Shaun overcomes a 24 year struggle with drugs, alcohol and offending behaviour

Shaun overcomes a 24 year struggle with drugs, alcohol and offending behaviour

From the age of 10 years, Shaun has struggled with drugs, alcohol and offending behaviour.  In his own words, he tells us of his addiction and how Caritas Care’s ACE project helped him to turn his life around at the age of 33.

“I had used substances since I was 10 years old, all substances were good to me. I was cool and hanging around with the older kids and just getting off my face. The whole experience was so much fun and I felt so sophisticated, I could escape from the confinement of my family life (or lack of it), my class room and what ever the authorities were trying to mould me into.

But no one tells you the down fall’s of recreational drug use, which soon changes into non-recreational drug use and then becomes drug abuse. I was sinking fast and my family and friends became distant (or was that me)? And life over the next 5 years became a business and that business was my life of scoring, stealing, lying and robbing and I wasn’t even out of my teen years. I took from anyone I thought was weak (it turns out this was me), my family, my so called friends.

Then came Juvie Jail and time to think, its easy to think of change and mistakes when your in Custody, but everything boiled down to one thing, it was everyone else’s fault! I could twist the truth to fit into any circumstance.

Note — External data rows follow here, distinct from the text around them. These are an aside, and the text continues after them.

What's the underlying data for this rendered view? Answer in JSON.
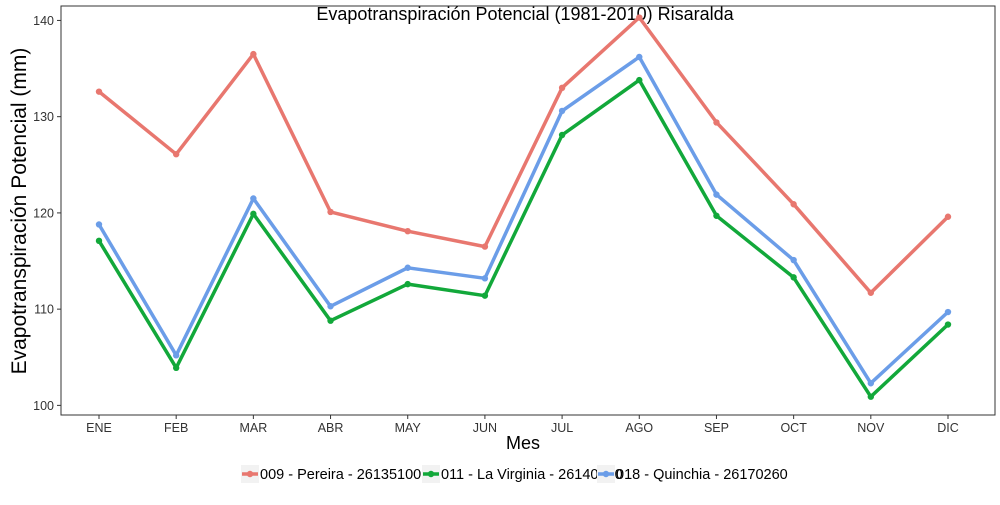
{
  "chart_data": {
    "type": "line",
    "title": "Evapotranspiración Potencial (1981-2010)  Risaralda",
    "xlabel": "Mes",
    "ylabel": "Evapotranspiración Potencial  (mm)",
    "categories": [
      "ENE",
      "FEB",
      "MAR",
      "ABR",
      "MAY",
      "JUN",
      "JUL",
      "AGO",
      "SEP",
      "OCT",
      "NOV",
      "DIC"
    ],
    "ylim": [
      99,
      141.5
    ],
    "yticks": [
      100,
      110,
      120,
      130,
      140
    ],
    "grid": false,
    "legend_position": "bottom",
    "series": [
      {
        "name": "009 - Pereira - 26135100",
        "color": "#e8776f",
        "values": [
          132.6,
          126.1,
          136.5,
          120.1,
          118.1,
          116.5,
          133.0,
          140.3,
          129.4,
          120.9,
          111.7,
          119.6
        ]
      },
      {
        "name": "011 - La Virginia - 26140180",
        "color": "#12a83a",
        "values": [
          117.1,
          103.9,
          119.9,
          108.8,
          112.6,
          111.4,
          128.1,
          133.8,
          119.7,
          113.3,
          100.9,
          108.4
        ]
      },
      {
        "name": "018 - Quinchia - 26170260",
        "color": "#6b9de8",
        "values": [
          118.8,
          105.2,
          121.5,
          110.3,
          114.3,
          113.2,
          130.6,
          136.2,
          121.9,
          115.1,
          102.3,
          109.7
        ]
      }
    ]
  }
}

10 more years gone and I’m approaching my late 20’s.  I have a girlfriend and she is pregnant.  I thought I must change,  I will change. But even this wasn’t enough for me, a child born and still more drugs, crime and Jail.  Now I’m in my 30’s and my family don’t trust me, my home town don’t want me and my real friends are few and far between, I’m left with acquaintances whom all wait for the same things, a heist, a score and a hit. The routine has become so normal I don’t think of anything else.

The last jail sentence at 33 years old and I’m approach by the Drug’s team Inspire, My thoughts turn to my pre-release sentence plan – what do I have to do now to get out of here? More group work,  more education –  this is all garbage to me. My mind turns to my definitive life of drug use, drug abuse and addiction. I don’t want this any more, so I make the decision to sign up for the group.

This hasn’t been so bad, the group turns into a link to a community charity, Caritas Care and their ex-offender project ACE.  A support a worker comes to see me and she talks to me about what I want? What going on? I can see she see’s me as a cheeky chappie and not really listening to what she is offering.

She comes and see’s me on a few occasions and then the penny drop’s, maybe not all she is saying is rubbish, maybe I will give one of these abstinent houses a go. After a week I got a legal visit and then another and then she was there again with another project. I couldn’t believe the choices that were out there. For the first time in my life I thought I can do this,  I can change. I thought people really do want to genuinley help me and I wasn’t being told what to do I was been given options and not one option but 3 and 4!

I decided to give ACORN (an abstinence rehabilitation house) a chance, this was a project that used Dependency Emotional Attachment Programme (DEAP) therapy and was told not for the faint hearted! I was assesed and released on the 24th December 2015. I wanted to see my family so went to my mum’s for Christmas to see my daughter and family. No one could believe how well I looked.  I felt great and my mum even trusted me enough to leave the room (I’m hoping she did this because she knew I wouldn’t steal anything) and if it was a test, I past. I spent 3 months in the abstinence house and I did it!  It did break me and it re-built me.

I have now trained to become a peer mentor and I am even care taking at the new re-hab in Burnley. My journey hasn’t been easy and at first it was a struggle, but now I am in a great place and looking forward to a positive future. I say if I can do it anyone can it will just be a different journey.

I used to think the term ‘recovery’ meant getting better after having a dieases. But now, ‘to recover’ means to improve. My recovery is mine and it’s my time, being spent my way – and the results will come from my choices which will effect not only me but the people I love around me. . So how long do I want my recovery to last..?

…Forever, of course.”

Shaun Teheny

Pictured is Shaun and his friend Karl Leach also supported by the ACE project, both doing great in recovery.